Atta melihat Saaih sebentar, ia langsung memalingkan pandangannya saat Saaih membalas tatapannya.

Bukannya marah, dirinya hanya malu menatap Saaih. Setelah banyak kesalahan yang dibuatnya apa pantas dirinya mendapatkan maaf Saaih? Jangankan Saaih, ia sendiri pun bahkan sudah tak bisa memaafkan dirinya.

"Ih," Atta sudah menyiapkan mentalnya, apa pun yang akan Saaih ucapkan maka itulah jawaban dari semua kesalahannya.

Saaih lalu memandang Atta yang jaraknya sekitar 5 langkah dari ranjangnya karena ia berada di sofa yang bersebrangan dari ranjang Saaih.

Berbeda dengan Thariq yang lebih memilih untuk selalu berada dekat dengan Saaih, Atta malah mencoba untuk menjauh dari Saaih untuk sementara waktu. Padahal selama ini ia lah yang paling ingin meminta maaf pada Saaih.

Sebelum Saaih sadar rasanya Atta ingin berbicara banyak dengan Saaih. Tetapi entah kenapa setelah melihat Saaih membuka matanya, melihat bola mata yang berwarna hitam pekat kjas milik Saaih itu membuat lidahnya serasa kelu.
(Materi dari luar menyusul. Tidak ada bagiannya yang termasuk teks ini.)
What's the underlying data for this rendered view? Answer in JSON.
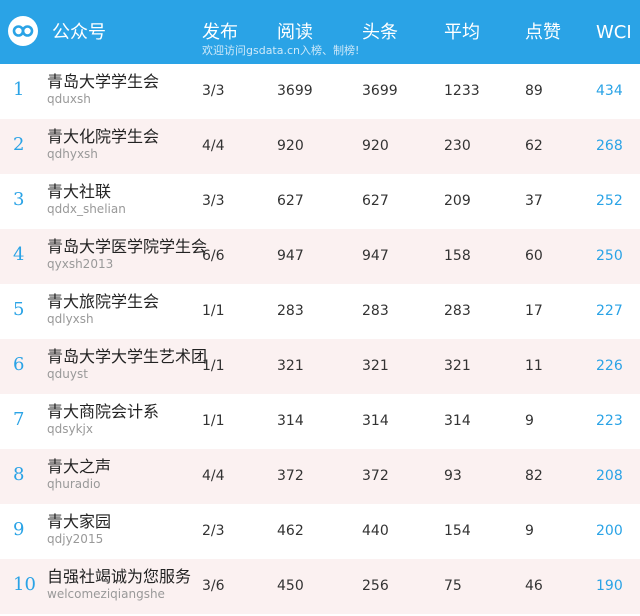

Saaih yang sudah menoleh sejak tadi, bersiap untuk mendengarkan Atta mulai bertanya. "Kenapa?" tanya Saaih yang membuat Atta tersentak kembali ke dalam dunia nyata.

"Gua mau ngomong." ucap Atta mencoba menetralkan degup jantungnya.

Saaih hanya merespon dengan menganggukan kepalanya pelan, seolah-olah bersiap untuk mendengarkan Atta.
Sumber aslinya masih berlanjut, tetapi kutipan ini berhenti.